Quotulatiousness

August 10, 2023

QotD: The variable pace of evolution

Filed under: Books, Environment, History, Quotations, Science — Tags: , , , — Nicholas @ 01:00

The central argument of Gelernter’s essay is that random chance is not good enough, even at geologic timescales, to produce the ratchet of escalating complexity we see when we look at living organisms and the fossil record. Most mutations are deleterious and degrade the functioning of the organism; few are useful enough to build on. There hasn’t been enough time for the results we see.

Before getting to that one I want to deal with a subsidiary argument in the essay, that Darwinism is somehow falsified because we don’t observe the the slow and uniform evolution that Darwin posited. But we have actually observed evolution (all the way up to speciation) in bacteria and other organisms with rapid lifespans, and we know the answer to this one.

The rate of evolutionary change varies; it increases when environmental changes increase selective pressures on a species and decreases when their environment is stable. You can watch this happen in a Petri dish, even trigger episodes of rapid evolution in bacteria by introducing novel environmental stressors.

Rate of evolution can also increase when a species enters a new, unexploited environment and promptly radiates into subspecies all expressing slightly different modes of exploitation. Darwin himself spotted this happening among Galapagos finches. An excellent recent book, The 10,000 Year Explosion, observes the same acceleration in humans since the invention of agriculture.

Thus, when we observe punctuated equilibrium (long stretches of stable morphology in species punctuated by rapid changes that are hard to spot in the fossil record) we shouldn’t see this as the kind of ineffable mystery that Gelernter and other opponents of Darwinism want to make of it. Rather, it is a signal about the shape of variability in the adaptive environment – also punctuated.

Even huge punctuation marks like the Cambrian explosion, which Gelernter spends a lot of rhetorical energy trying to make into an insuperable puzzle, fall to this analysis.
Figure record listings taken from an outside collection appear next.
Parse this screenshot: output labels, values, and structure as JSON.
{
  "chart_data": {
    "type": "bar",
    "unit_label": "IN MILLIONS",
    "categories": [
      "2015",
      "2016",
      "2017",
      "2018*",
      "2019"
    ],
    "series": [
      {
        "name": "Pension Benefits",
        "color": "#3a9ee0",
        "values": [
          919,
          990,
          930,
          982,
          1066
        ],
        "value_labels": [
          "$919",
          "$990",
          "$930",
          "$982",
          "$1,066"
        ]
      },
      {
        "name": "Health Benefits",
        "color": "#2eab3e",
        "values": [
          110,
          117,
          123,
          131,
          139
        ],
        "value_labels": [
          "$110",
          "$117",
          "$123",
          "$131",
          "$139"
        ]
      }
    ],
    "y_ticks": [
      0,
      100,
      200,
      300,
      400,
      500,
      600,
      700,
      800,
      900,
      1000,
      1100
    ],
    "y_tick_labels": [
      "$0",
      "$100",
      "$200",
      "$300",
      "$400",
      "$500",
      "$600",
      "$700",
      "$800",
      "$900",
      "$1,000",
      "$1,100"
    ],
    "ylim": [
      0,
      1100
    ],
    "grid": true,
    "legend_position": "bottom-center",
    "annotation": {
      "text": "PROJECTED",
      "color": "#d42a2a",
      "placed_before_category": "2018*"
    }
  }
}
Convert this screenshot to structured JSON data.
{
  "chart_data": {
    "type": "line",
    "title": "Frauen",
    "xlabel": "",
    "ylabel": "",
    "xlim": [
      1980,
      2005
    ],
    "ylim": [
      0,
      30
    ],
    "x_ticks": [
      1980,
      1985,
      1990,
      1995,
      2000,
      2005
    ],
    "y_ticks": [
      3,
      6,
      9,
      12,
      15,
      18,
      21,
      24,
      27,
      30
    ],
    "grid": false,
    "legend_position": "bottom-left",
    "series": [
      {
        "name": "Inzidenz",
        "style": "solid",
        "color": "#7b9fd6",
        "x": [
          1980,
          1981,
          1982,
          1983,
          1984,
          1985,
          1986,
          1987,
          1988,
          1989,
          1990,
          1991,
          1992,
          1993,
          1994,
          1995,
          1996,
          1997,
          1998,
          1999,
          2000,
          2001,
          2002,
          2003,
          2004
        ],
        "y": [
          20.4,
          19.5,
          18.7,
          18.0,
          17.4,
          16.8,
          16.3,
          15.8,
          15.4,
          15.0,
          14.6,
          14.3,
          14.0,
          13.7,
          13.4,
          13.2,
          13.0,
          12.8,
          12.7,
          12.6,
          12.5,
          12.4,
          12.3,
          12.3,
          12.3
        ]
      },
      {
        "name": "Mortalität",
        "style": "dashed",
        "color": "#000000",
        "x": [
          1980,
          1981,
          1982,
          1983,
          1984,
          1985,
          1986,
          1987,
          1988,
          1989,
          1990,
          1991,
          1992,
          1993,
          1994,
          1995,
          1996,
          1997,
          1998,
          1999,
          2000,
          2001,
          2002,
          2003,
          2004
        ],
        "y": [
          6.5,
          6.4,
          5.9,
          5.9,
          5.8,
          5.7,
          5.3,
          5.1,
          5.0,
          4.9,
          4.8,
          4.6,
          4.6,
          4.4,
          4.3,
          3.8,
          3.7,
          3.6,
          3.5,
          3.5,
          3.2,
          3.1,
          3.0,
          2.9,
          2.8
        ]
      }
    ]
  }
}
The fossil record is telling us that something happened at the dawn of the Cambrian that let loose a huge fan of possibilities; adaptive radiation, a period of rapid evolution, promptly followed just as it did for the Galapagos finches.

We don’t know what happened, exactly. It could have been something as simple as the oxygen level in seawater going up. Or maybe there was some key biological invention – better structural material for forming hard body parts with would be one obvious one. Both these things, or several other things, might have happened near enough together in time that the effects can’t be disentangled in the fossil record.

The real point here is that there is nothing special about the Cambrian explosion that demands mechanisms we haven’t observed (not just theorized about, but observed) on much faster timescales. It takes an ignotum per æque ignotum kind of mistake to erect a mystery here, and it’s difficult to imagine a thinker as bright as Dr. Gelernter falling into such a trap … unless he wants to.

But Dr. Gelernter makes an even more basic error when he says “The engine that powers Neo-Darwinian evolution is pure chance and lots of time.” That is wrong, or at any rate leaves out an important co-factor and leads to badly wrong intuitions about the scope of the problem and the timescale required to get the results we see. Down that road one ends up doing silly thought experiments like “How often would a hurricane assemble a 747 from a pile of parts?”

Eric S. Raymond, “Contra Gelernter on Darwin”, Armed and Dangerous, 2019-08-14.

2 Comments

  1. As best as I can tell (and I’ve done some digging), there wasn’t a Cambrian Explosion–at least, not in the sense of a bunch of phyla suddenly arising. Genetic data indicate that many of the phyla diverged well before the Cambrian. And we know there was life before that–the Ediacarian, the Vendian, and, most significantly for this discussion, something called the Small Shelly Fauna (paleontologists have a weird sense of what constitutes an appropriate name). The SSF is a bunch of very, very small bits of shell, none big enough to cover a whole organism. What researchers have found is that many of these shells represent partial armor for larger organisms, individual plates or horns or whatever, which disarticulated upon death.

    What the Cambrian Explosion represents is not the rise of complex animal life, but rather the rise of hard parts. It’s a point of time a little after the arms race between predator and prey truly got underway. Why then is a very good question that many people have spilled gallons of ink failing to answer. (As for why we don’t find fossils earlier, soft-bodied critters are notoriously rare in the fossil record. Plus, there just isn’t that much Precambrian ancient sea floor available for study.)

    This does not mean that I disbelieve the concept of punctuated equilibrium. It’s clearly demonstrated in a fair number of cases (phyletic gradualism is as well; turns out evolution is complicated, especially on geologic timescales). And the arms race between weapons and armor in Animalia likely represents one of those punctuated periods.

    Comment by Dinwar — August 10, 2023 @ 07:15

  2. I haven’t done much reading on any of this, so I’ll defer to your clearly deeper scholarship.